Él mira la caja. Alex también. Es el punto de no retorno. Lo que haga, lo que acepte, será irreversible. Irremediable. No podrá volver atrás. ¿Va a violarla? ¿A matarla? ¿La matará antes o después? ¿Cuánto piensa alargar su sufrimiento? ¿Qué quiere ese verdugo que no dice palabra? En pocos minutos tendrá la respuesta a sus preguntas. Solo queda un misterio.

—Di… Dígame… —suplica Alex.

Ha susurrado, como si se tratara de una confidencia.

—¿Por qué? ¿Por qué a mí?

El hombre frunce el ceño, como si no hablara su misma lengua y tratara de adivinar el sentido de la pregunta. Maquinalmente, Alex se lleva la mano a la espalda y sus dedos rozan la madera rugosa de la caja.

—¿Por qué a mí?

El hombre sonríe lentamente, sin labios…

—Porque es a ti a quien quiero ver reventar, puta.

El tono de la evidencia. Parece convencido de haber respondido a su pregunta con claridad.

Alex cierra los ojos. Está llorando. Querría recordar su vida, pero no le viene nada a la cabeza. Sus dedos ya no rozan la madera de la caja, ahora apoya la palma de la mano para evitar caerse.

—Venga… —dice él exasperado.

Y señala la caja. Alex ya no es la misma cuando se vuelve, no es ella quien entra en la caja, no queda nada de ella en ese cuerpo que se acurruca.

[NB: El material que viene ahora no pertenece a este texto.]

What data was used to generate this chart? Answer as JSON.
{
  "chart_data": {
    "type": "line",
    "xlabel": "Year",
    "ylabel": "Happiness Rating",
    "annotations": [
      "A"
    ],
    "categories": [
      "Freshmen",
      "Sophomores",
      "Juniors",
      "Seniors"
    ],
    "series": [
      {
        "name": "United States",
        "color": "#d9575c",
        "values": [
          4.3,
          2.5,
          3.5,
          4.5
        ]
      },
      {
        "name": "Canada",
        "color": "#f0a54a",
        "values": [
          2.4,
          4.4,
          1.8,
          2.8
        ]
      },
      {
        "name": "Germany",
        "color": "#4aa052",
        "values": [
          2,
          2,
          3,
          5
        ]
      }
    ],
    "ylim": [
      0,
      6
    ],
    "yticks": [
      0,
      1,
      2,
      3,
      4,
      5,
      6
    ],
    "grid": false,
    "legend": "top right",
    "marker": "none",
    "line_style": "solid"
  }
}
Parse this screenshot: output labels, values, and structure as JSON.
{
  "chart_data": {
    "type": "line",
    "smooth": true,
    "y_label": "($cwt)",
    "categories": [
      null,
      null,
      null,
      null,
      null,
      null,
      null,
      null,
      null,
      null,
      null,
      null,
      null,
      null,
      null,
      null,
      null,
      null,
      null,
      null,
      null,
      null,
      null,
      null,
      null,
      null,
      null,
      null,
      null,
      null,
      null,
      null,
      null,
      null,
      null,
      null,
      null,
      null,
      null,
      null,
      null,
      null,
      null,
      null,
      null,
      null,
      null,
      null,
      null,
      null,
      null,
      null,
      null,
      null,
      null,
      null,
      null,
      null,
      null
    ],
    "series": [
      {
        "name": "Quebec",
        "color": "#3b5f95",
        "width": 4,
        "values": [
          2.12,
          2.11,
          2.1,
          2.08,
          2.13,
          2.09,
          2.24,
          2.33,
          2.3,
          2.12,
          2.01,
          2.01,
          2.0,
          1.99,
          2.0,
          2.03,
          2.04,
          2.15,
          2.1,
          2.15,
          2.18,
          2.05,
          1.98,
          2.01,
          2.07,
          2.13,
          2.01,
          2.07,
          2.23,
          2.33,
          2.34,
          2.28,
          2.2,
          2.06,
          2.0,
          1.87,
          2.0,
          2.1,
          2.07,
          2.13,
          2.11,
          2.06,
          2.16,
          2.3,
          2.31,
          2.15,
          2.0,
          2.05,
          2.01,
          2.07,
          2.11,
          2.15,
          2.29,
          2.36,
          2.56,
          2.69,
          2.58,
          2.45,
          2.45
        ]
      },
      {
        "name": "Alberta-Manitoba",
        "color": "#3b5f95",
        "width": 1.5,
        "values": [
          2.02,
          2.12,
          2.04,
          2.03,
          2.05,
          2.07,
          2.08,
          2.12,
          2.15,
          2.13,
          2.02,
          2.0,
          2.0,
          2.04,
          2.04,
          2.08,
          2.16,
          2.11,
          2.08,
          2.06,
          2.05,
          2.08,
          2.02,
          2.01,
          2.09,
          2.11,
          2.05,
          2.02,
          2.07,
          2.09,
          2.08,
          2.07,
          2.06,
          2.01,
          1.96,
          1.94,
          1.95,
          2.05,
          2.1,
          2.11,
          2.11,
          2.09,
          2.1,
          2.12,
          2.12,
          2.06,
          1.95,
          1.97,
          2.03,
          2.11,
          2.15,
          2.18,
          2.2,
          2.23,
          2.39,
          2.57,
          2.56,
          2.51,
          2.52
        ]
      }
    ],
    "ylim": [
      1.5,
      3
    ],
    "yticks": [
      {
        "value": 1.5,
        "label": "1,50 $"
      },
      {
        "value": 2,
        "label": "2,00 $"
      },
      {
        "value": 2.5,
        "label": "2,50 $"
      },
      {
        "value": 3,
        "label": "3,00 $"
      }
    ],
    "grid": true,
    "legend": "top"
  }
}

Ahí está, con los pies separados para que cada uno repose sobre una tabla, abrazando sus rodillas como si esa caja fuera su último refugio y no su ataúd.

El hombre se aproxima y contempla el cuadro de esa chica desnuda en el fondo de la caja. Con ojos desorbitados, satisfecho, como un entomólogo que observara una especie insólita. Parece orgulloso.

Finalmente resopla y coge el destornillador eléctrico.